Stanley Kubrick’s swan song—Eyes Wide Shut, completed six days before the director’s death—is a picture that is, at once, incidentally Christmas-set and totally steeped in the connotations and traditions of the holiday. It’s a film that uses the sparkling yellow lights of Christmas trees to provide a bit of compositional flavoring, giving us a web of bokeh to pretty up the background, while also dealing precisely with the ideas of recollection and reckoning that are so integral to the holidays. Like a more handsome version of Ebenezer Scrooge, Dr. Bill Hartford floats through an odyssey of nocturnal temptation, each episode he faces testing his fidelity more and more.

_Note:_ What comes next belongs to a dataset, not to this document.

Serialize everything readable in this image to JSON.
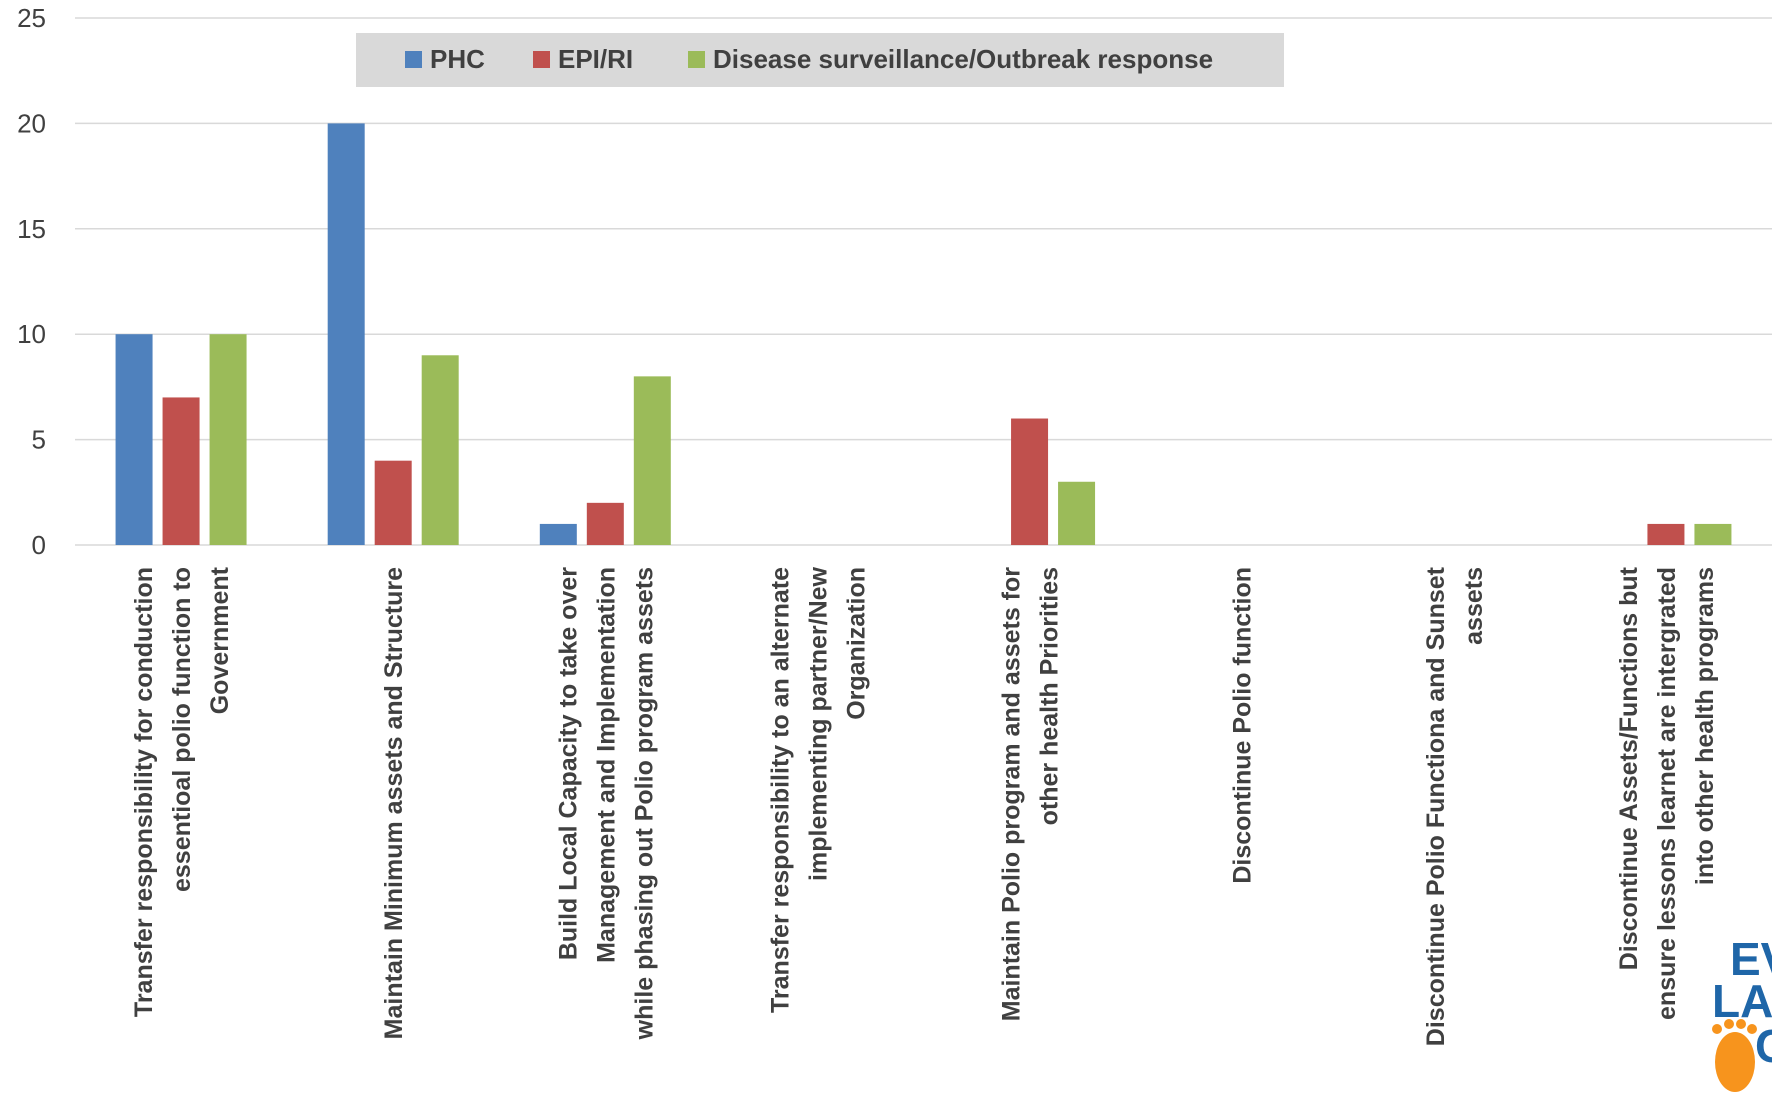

Eyes Wide Shut tells the hypnotic story of Bill Hartford (Tom Cruise), a married man who becomes embroiled in a dangerous orgiastic cult after running into an old college friend, Nick Nightingale (Todd Field), at a Christmas party. Before rejoining his friend at a local nightclub, his wife, Alice (Nicole Kidman) confesses a fantasy involving another man to him and expresses incredible shame and regret. When Bill meets Nick at his nightclub, Nick admits that he plays a gig early in the morning for a bizarre cult. The location changes each time, he’s blindfolded, and he plays during a ritual before going back home, only to be given a new location and entry password the next night. Bill decides to explore the cult, but little does he know that it is at his own peril.

Eyes wide shut, Kubrick, Tom Cruise, Nicole Kidman, 

In many ways, Eyes Wide Shut is a film about reflection; reflection on past sins, how reflecting on these past sins can bring about catharsis through pain, and what desires do to warp these reflections. It’s also a film that, through a treacherous odyssey of material desires—sexual temptation and base emotional gratification—explores how a love for and desire to protect another can save someone. For much of Kurbrick’s finest psychodrama, he debases sacred symbols; symbols of purity and warmth, symbols of familial unity and forward-looking hopefulness. The beleaguered arguments of Bill and Alice Hartford on fidelity and the nature of male and female sexuality take place to the backdrop of Christmas trees adorned with angels, on a holiday meant to celebrate the birth of Jesus. And, though I don’t think Kubrick is necessarily attempting to communicate anything in particular about the holiday itself, I do think his use of the holiday, here, is pointed. What, on a less benign holiday like Halloween, might appear to be a major spousal clash, appears positively cataclysmic on Christmas. It’s as though the picture is tearing the fabric of this family and this relationship in two, on the very day meant to celebrate the unity and harmony of families and relationships.

The longer you watch Eyes Wide Shut, the further you are drawn into the picture. Like Bill, we wonder just how far the rabbit hole goes. And, when the rabbit hole begins to close in around us, asphyxiating us for even daring to recognize its existence, we hope for just a bit more air so that we can see an inch deeper. This is a film about the tantalization of mystery and the seductiveness of not knowing. When we do see what’s at the center of the mystery—the infidelity, the lies, the unrequited desires—it’s all too painful to examine. It is in many ways the exact opposite of the emotions we associate with Christmas: joy, hope, comfort, and warmth.

Eyes Wide Shut is a Christmas classic in the most Kubrickian of senses. It’s dark, it’s painful, it’s totally hypnotic, and it’s utterly profane. Kubrick’s last film challenges us to use the time for reflection that Christmas provides to remember not how content and happy we are, but what pains and insecurities we harbor. In other words, make this a Christmas tradition, just maybe not as family viewing.